Manfred Rein †

* 19.12.1948, † 22.04.2016

Teilkrankenstand: Wortklauberei auf Kosten der Patienten

März 2016

Es ist eine Unart der österreichischen Politik, dass manche Lösungen auf die viel zu lange Bank geschoben werden und an irgendwelchen Details zu scheitern drohen – oft nur an der Wortwahl. Bestes Beispiel dafür ist die aktuell wieder aufgeflammte Debatte zur Teilarbeitsfähigkeit, ganz egal, ob dieses Modell nun „Teilzeitkrankenstand“ oder „betriebliches Eingliederungsmanagement“ heißen soll.

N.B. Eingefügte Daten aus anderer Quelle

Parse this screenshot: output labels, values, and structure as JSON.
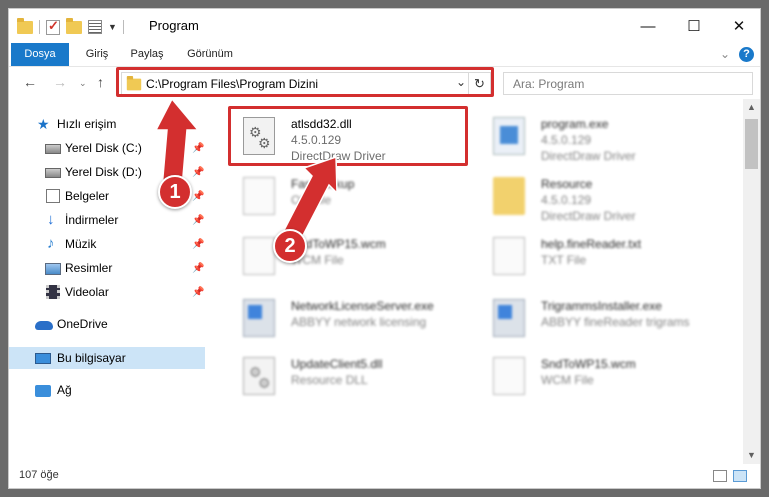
{
  "window": {
    "title": "Program",
    "controls": {
      "minimize": "—",
      "maximize": "☐",
      "close": "✕"
    }
  },
  "ribbon": {
    "tabs": [
      "Dosya",
      "Giriş",
      "Paylaş",
      "Görünüm"
    ],
    "help": "?"
  },
  "navigation": {
    "address": "C:\\Program Files\\Program Dizini",
    "search_placeholder": "Ara: Program"
  },
  "sidebar": {
    "items": [
      {
        "label": "Hızlı erişim",
        "icon": "star-icon"
      },
      {
        "label": "Yerel Disk (C:)",
        "icon": "disk-icon",
        "pinned": true
      },
      {
        "label": "Yerel Disk (D:)",
        "icon": "disk-icon",
        "pinned": true
      },
      {
        "label": "Belgeler",
        "icon": "documents-icon",
        "pinned": true
      },
      {
        "label": "İndirmeler",
        "icon": "downloads-icon",
        "pinned": true
      },
      {
        "label": "Müzik",
        "icon": "music-icon",
        "pinned": true
      },
      {
        "label": "Resimler",
        "icon": "pictures-icon",
        "pinned": true
      },
      {
        "label": "Videolar",
        "icon": "videos-icon",
        "pinned": true
      },
      {
        "label": "OneDrive",
        "icon": "onedrive-icon"
      },
      {
        "label": "Bu bilgisayar",
        "icon": "this-pc-icon",
        "selected": true
      },
      {
        "label": "Ağ",
        "icon": "network-icon"
      }
    ]
  },
  "files": [
    {
      "name": "atlsdd32.dll",
      "version": "4.5.0.129",
      "description": "DirectDraw Driver",
      "type": "dll",
      "blurred": false
    },
    {
      "name": "program.exe",
      "version": "4.5.0.129",
      "description": "DirectDraw Driver",
      "type": "exe",
      "blurred": true
    },
    {
      "name": "FastBackup",
      "version": "OK File",
      "description": "",
      "type": "doc",
      "blurred": true
    },
    {
      "name": "Resource",
      "version": "4.5.0.129",
      "description": "DirectDraw Driver",
      "type": "folder",
      "blurred": true
    },
    {
      "name": "SndToWP15.wcm",
      "version": "WCM File",
      "description": "",
      "type": "doc",
      "blurred": true
    },
    {
      "name": "help.fineReader.txt",
      "version": "TXT File",
      "description": "",
      "type": "doc",
      "blurred": true
    },
    {
      "name": "NetworkLicenseServer.exe",
      "version": "ABBYY network licensing",
      "description": "",
      "type": "app",
      "blurred": true
    },
    {
      "name": "TrigrammsInstaller.exe",
      "version": "ABBYY fineReader trigrams",
      "description": "",
      "type": "app",
      "blurred": true
    },
    {
      "name": "UpdateClient5.dll",
      "version": "Resource DLL",
      "description": "",
      "type": "dll",
      "blurred": true
    },
    {
      "name": "SndToWP15.wcm",
      "version": "WCM File",
      "description": "",
      "type": "doc",
      "blurred": true
    }
  ],
  "status": {
    "count_text": "107 öğe"
  },
  "annotations": {
    "badge1": "1",
    "badge2": "2",
    "color": "#d32f2f"
  }
}
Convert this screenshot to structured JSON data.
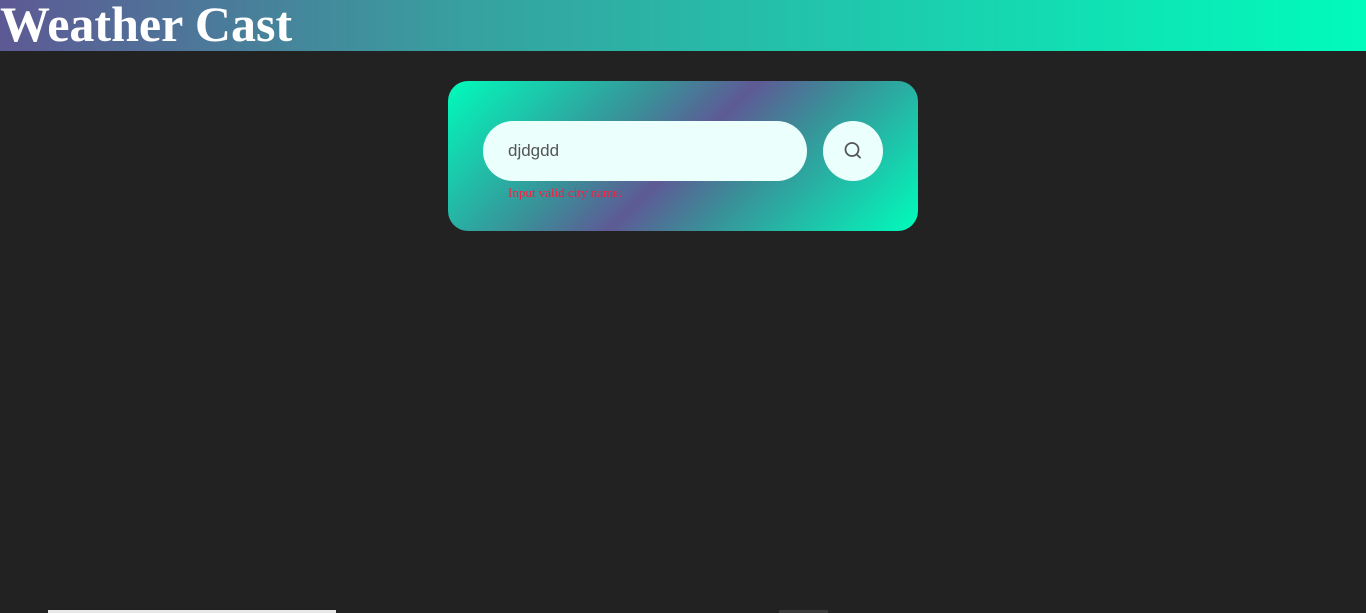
{
  "header": {
    "title": "Weather Cast"
  },
  "search": {
    "value": "djdgdd",
    "button_icon": "search-icon",
    "error": "Input valid city name."
  },
  "colors": {
    "background": "#222222",
    "accent_teal": "#00fcbc",
    "accent_purple": "#5e5a95",
    "input_bg": "#ebfffc",
    "error": "#ff1a3c"
  }
}
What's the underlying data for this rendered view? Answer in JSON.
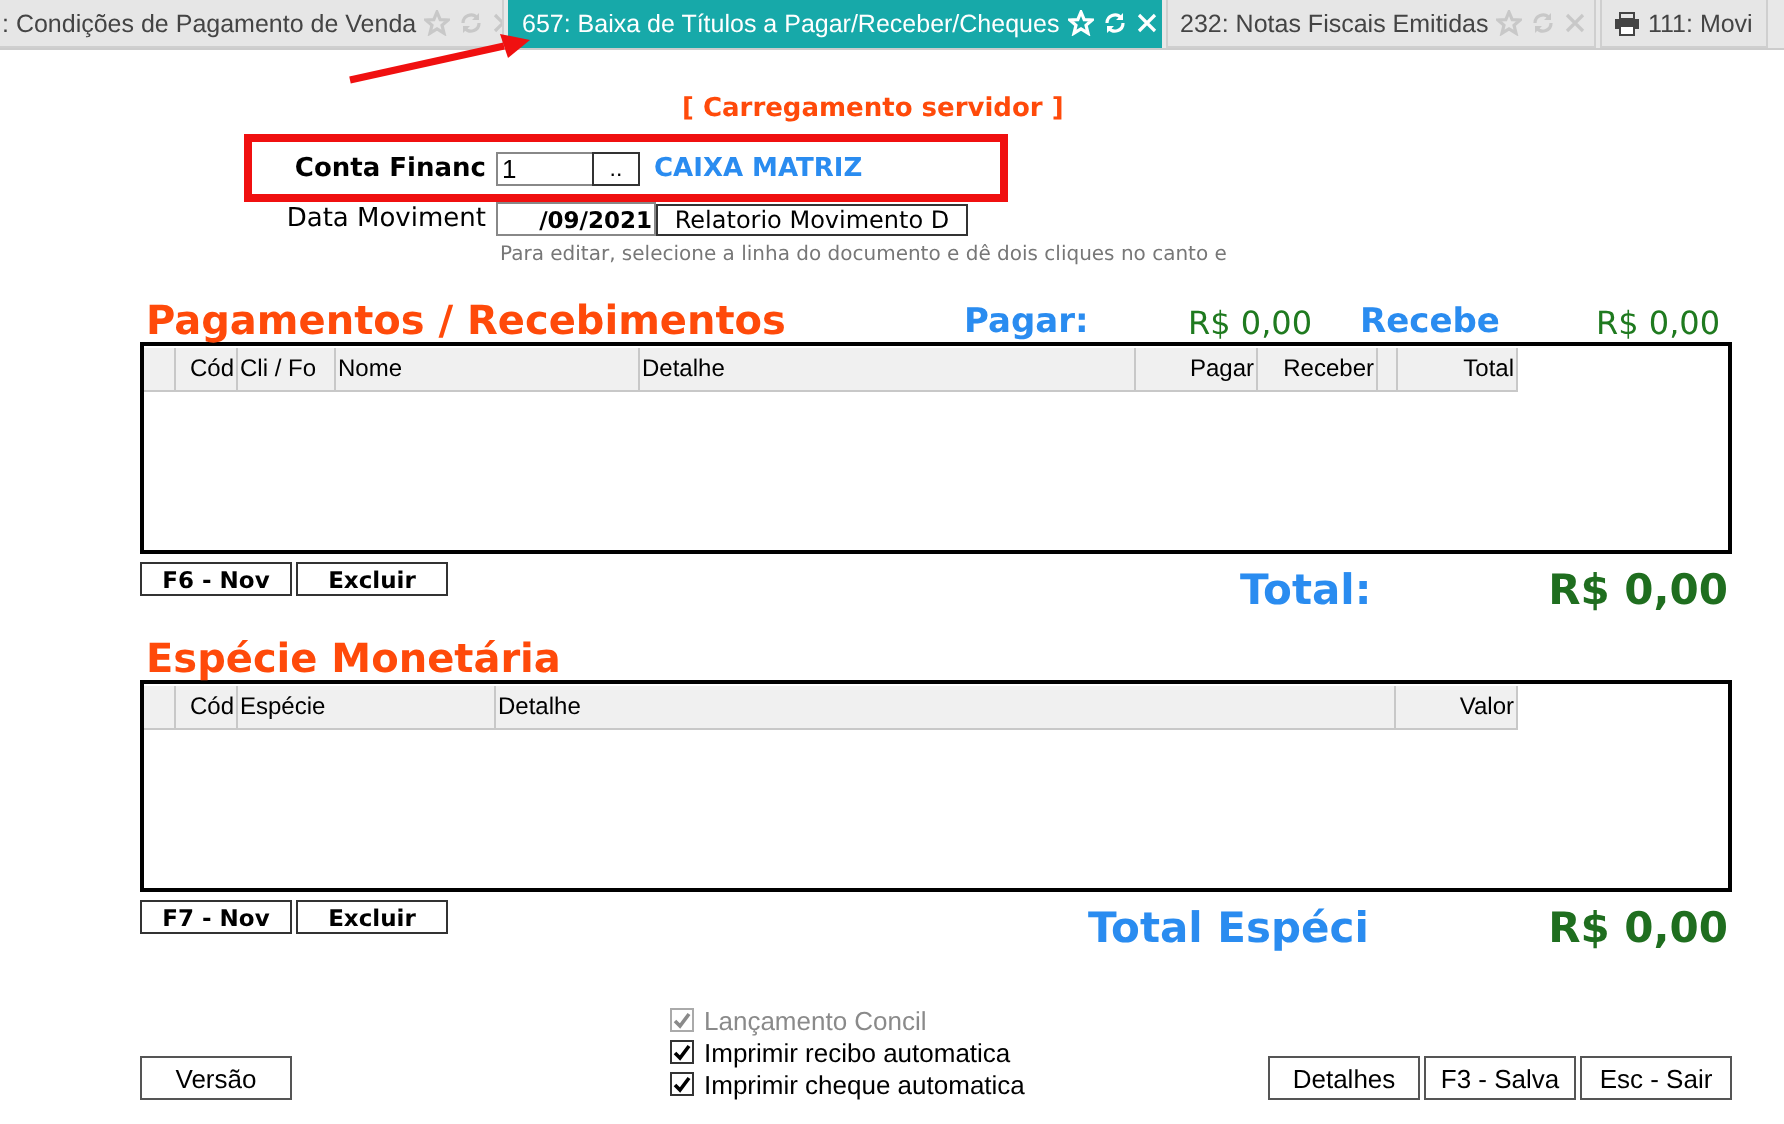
{
  "tabs": [
    {
      "label": ": Condições de Pagamento de Venda",
      "selected": false,
      "kind": "closable"
    },
    {
      "label": "657: Baixa de Títulos a Pagar/Receber/Cheques",
      "selected": true,
      "kind": "closable"
    },
    {
      "label": "232: Notas Fiscais Emitidas",
      "selected": false,
      "kind": "closable"
    },
    {
      "label": "111: Movi",
      "selected": false,
      "kind": "print"
    }
  ],
  "status": "[ Carregamento servidor ]",
  "account": {
    "label": "Conta Financ",
    "value": "1",
    "button": "..",
    "name": "CAIXA MATRIZ"
  },
  "date": {
    "label": "Data Moviment",
    "value": "/09/2021",
    "report_button": "Relatorio Movimento D"
  },
  "hint": "Para editar, selecione a linha do documento e dê dois cliques no canto e",
  "sections": [
    {
      "title": "Pagamentos / Recebimentos",
      "summary": [
        {
          "label": "Pagar:",
          "value": "R$ 0,00"
        },
        {
          "label": "Recebe",
          "value": "R$ 0,00"
        }
      ],
      "columns": [
        "Cód",
        "Cli / Fo",
        "Nome",
        "Detalhe",
        "Pagar",
        "Receber",
        "Total"
      ],
      "buttons": [
        "F6 - Nov",
        "Excluir"
      ],
      "total_label": "Total:",
      "total_value": "R$ 0,00"
    },
    {
      "title": "Espécie Monetária",
      "columns": [
        "Cód",
        "Espécie",
        "Detalhe",
        "Valor"
      ],
      "buttons": [
        "F7 - Nov",
        "Excluir"
      ],
      "total_label": "Total Espéci",
      "total_value": "R$ 0,00"
    }
  ],
  "options": [
    {
      "label": "Lançamento Concil",
      "checked": true,
      "disabled": true
    },
    {
      "label": "Imprimir recibo automatica",
      "checked": true,
      "disabled": false
    },
    {
      "label": "Imprimir cheque automatica",
      "checked": true,
      "disabled": false
    }
  ],
  "left_buttons": [
    "Versão"
  ],
  "right_buttons": [
    "Detalhes",
    "F3 - Salva",
    "Esc - Sair"
  ]
}
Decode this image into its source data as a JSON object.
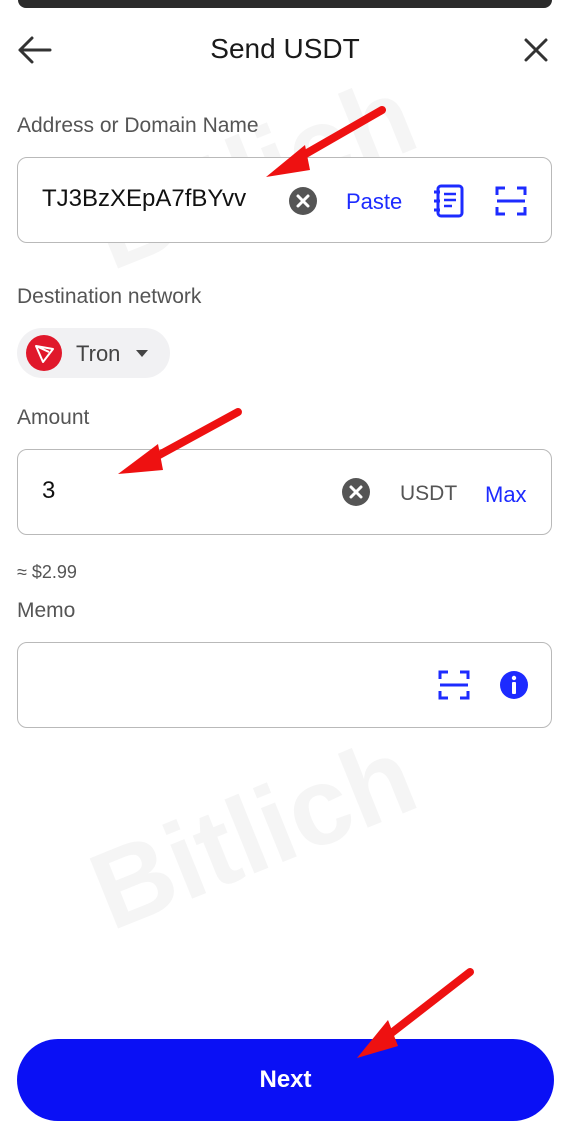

Zumindest in Vorarlberg steht außer Streit, dass ein solches Modell, unabhängig von der Namensgebung, für die Betroffenen den großen Vorteil eines sanften Wiedereinstiegs in die Arbeitswelt brächte. Sogar die Arbeiterkammer Vorarlberg und der hiesige ÖGB haben erkannt, dass das alte Schema – einhundert Prozent krank oder einhundert Prozent gesund mit voller Arbeitsleistung – nicht mehr funktionieren kann. Diese Alles-oder-nichts-Regelung ist für ernsthaft Erkrankte eine zu hohe Hürde für den Wiedereinstieg ins Berufsleben und macht beispielsweise eine schrittweise Rückkehr in den Arbeitsprozess im Rahmen einer Krebstherapie unmöglich. Wesentlich besser wäre es, würde ein Patient, je nach der Schwere seiner Erkrankung, zu 100, 75, 50 oder zu 25 Prozent krankgeschrieben werden können. In diesem Ausmaß sollte dann auch die Arbeitszeit reduziert oder langsam wieder aufgebaut werden. Steigt etwa ein Burn-out-Betroffener zu früh wieder voll in den Job ein, droht ein schneller Rückfall – auf Kosten des Arbeitnehmers, des Betriebs und der Sozialversicherungssysteme. Daher fordert die Wirtschaftskammer Vorarlberg schon sehr lange die Einführung eines Teilzeit-Modells.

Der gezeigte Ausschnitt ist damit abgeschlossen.